By focusing on cinema as a tool for discourse and social change, the mission statement of Filmatique is to expand and inform audiences of films representing communities rarely depicted in commercial cinema," said founders of the platform.

Alexi's feature debut Line of Credit was selected to stream on Filmatique to highlight the film's socially-focused theme of the effects of the global financial crisis in local Georgian context.

The film follows a Georgian woman in her 40s who owns a shop in the country's capital Tbilisi. As the global recession hits the economy, she is forced to take out loans to keep her business afloat.

The film won Best Film at the 2015 New Directors/New Films Festival in New York last year.

In addition to the film's streaming, the new website also offered cinema-lovers an exclusive interview with the Georgian filmmaker:

President and founder of Filmatique Lorenzo Fiuzzi told Agenda.ge it was "a pleasure to welcome Line of Credit to our programming, and to do our best to ensure people see a film we consider both powerful and important".

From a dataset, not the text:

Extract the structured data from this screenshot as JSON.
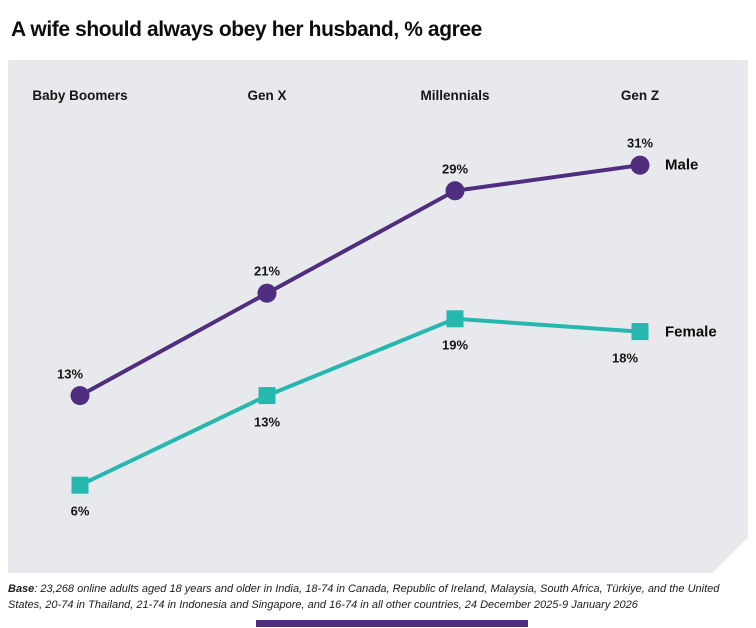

The award-winning film was picked to stream on the platform along with two other productions in the initial phase.

Chinese director Wang Xiaoshuai's 2014 work Red Amnesia found its place in the collection for its depiction of the life of a woman whose experiences mirror those of an entire generation under the legacy of the country's Cultural Revolution.

The third film selected to stream on the online platform was Latvia's 2014 Oscar bid Modris, directed by Juris Kursietis. The film represented a "naturalistic portrait of a Latvian teenager adrift in an indifferent, austere society," said the platform's preview of the work.